L’impressione è che la nostra regione, alla faccia dei roboanti annunci quotidiani dalla sede della protezione civile di Marghera, stia non solo navigando a vista (magari per l’ambizione di guadagnare terreno nella “gara” fra regioni) ma venga pure spinta qua e là da qualche ondata che potrebbe essere ben prevista. Non è infatti concepibile che non si riesca a calcolare quante persone possono affluire in un punto vaccini dopo che le hai per varie vie invitate. Qui si stia mancando di rispetto in particolare alle persone più fragili: noi li abbiamo visti, oggi – pazienti, smarriti e sfiniti – aspettare il proprio turno rischiando di essere contagiati dopo essere rimasti in casa per mesi.

La campagna vaccinale contro il Covid – acclamata come la salvezza a ogni punto stampa, fra il disegno di un bambino, gli auguri a un centenario e lo sponsor di una colomba pasquale benefica – era programmabile fin dalla scorsa estate.
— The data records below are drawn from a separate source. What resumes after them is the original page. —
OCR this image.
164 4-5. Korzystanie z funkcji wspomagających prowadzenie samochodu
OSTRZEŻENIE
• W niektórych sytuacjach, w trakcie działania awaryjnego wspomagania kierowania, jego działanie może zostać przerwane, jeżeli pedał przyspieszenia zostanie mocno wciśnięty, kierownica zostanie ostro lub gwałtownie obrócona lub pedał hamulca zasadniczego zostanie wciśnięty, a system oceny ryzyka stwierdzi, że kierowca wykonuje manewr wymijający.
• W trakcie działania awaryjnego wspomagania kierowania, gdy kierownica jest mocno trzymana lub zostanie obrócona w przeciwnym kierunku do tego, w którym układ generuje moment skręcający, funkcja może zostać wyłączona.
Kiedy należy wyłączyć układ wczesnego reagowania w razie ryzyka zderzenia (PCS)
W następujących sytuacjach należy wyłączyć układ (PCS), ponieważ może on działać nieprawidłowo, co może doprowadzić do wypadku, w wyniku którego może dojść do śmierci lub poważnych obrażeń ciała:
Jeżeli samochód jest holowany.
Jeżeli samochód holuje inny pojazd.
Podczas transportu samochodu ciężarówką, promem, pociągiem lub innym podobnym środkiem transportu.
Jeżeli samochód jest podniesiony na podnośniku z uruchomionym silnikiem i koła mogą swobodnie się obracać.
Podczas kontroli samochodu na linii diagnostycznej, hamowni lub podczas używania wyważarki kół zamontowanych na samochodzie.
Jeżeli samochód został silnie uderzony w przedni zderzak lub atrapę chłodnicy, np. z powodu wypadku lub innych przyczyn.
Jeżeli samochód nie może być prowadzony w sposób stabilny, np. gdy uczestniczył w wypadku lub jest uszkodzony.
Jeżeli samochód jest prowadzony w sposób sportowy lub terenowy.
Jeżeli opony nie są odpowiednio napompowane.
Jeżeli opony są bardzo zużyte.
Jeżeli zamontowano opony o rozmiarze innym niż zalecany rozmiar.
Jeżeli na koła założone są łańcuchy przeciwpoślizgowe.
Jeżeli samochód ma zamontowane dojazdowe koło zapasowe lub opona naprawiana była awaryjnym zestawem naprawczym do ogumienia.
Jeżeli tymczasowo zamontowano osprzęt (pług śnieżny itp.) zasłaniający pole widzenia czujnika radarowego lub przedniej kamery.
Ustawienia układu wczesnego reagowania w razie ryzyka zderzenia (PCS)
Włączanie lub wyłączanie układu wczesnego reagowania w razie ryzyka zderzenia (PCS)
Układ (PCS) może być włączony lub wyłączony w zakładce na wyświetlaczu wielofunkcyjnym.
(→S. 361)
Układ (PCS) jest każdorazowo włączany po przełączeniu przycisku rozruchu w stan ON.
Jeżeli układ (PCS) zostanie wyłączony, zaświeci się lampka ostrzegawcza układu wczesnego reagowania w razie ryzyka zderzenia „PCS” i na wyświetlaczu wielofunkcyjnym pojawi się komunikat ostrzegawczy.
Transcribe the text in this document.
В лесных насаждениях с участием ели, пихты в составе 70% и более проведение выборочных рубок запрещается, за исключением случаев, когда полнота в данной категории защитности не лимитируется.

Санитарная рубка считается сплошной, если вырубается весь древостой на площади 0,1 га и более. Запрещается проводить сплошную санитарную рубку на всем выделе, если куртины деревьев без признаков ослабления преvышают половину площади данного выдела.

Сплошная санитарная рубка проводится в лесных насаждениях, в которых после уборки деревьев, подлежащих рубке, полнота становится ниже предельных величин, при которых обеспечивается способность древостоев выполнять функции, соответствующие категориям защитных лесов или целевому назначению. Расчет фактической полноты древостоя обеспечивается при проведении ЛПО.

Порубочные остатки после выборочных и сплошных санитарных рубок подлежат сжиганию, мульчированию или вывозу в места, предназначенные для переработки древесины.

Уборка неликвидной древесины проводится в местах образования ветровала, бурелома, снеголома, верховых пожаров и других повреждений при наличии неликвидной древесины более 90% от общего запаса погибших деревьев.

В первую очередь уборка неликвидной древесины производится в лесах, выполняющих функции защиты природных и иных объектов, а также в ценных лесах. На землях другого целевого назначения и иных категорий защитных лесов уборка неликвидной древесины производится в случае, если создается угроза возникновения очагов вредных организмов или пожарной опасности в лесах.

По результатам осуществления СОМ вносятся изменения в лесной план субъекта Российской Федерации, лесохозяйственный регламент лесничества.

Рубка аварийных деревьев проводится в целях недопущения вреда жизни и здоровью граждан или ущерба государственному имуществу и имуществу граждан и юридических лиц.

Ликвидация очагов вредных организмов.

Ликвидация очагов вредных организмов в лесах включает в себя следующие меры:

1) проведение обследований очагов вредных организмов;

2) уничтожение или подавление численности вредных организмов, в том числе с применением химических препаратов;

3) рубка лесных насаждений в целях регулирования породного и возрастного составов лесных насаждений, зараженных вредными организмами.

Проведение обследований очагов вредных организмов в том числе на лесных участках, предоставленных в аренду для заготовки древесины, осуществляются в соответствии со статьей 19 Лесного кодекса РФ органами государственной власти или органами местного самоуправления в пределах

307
Ci chiediamo cosa è stato fatto, visto il caos di questi giorni che non può essere spiegato solo con i ritardi delle case farmaceutiche e lo stop ad AstraZeneca.

Se non ci fossero tante parole inutili, tanti annunci, tanta spocchia da primi della classe, se ci fosse qualche dichiarazione in meno e un po’ di modestia in più, si potrebbe essere comprensivi, perché tutti i Veneti sono consapevoli che serve il contributo di ciascuno (anche dei giornalisti, come chiesto sabato dal direttore generale dell’Ulss 7) per condurre in porto un’operazione di questa portata, mai vista prima in Italia.

Ma così no. Meno chiacchiere, presidente Zaia, e più umiltà. O non ne usciremo mai.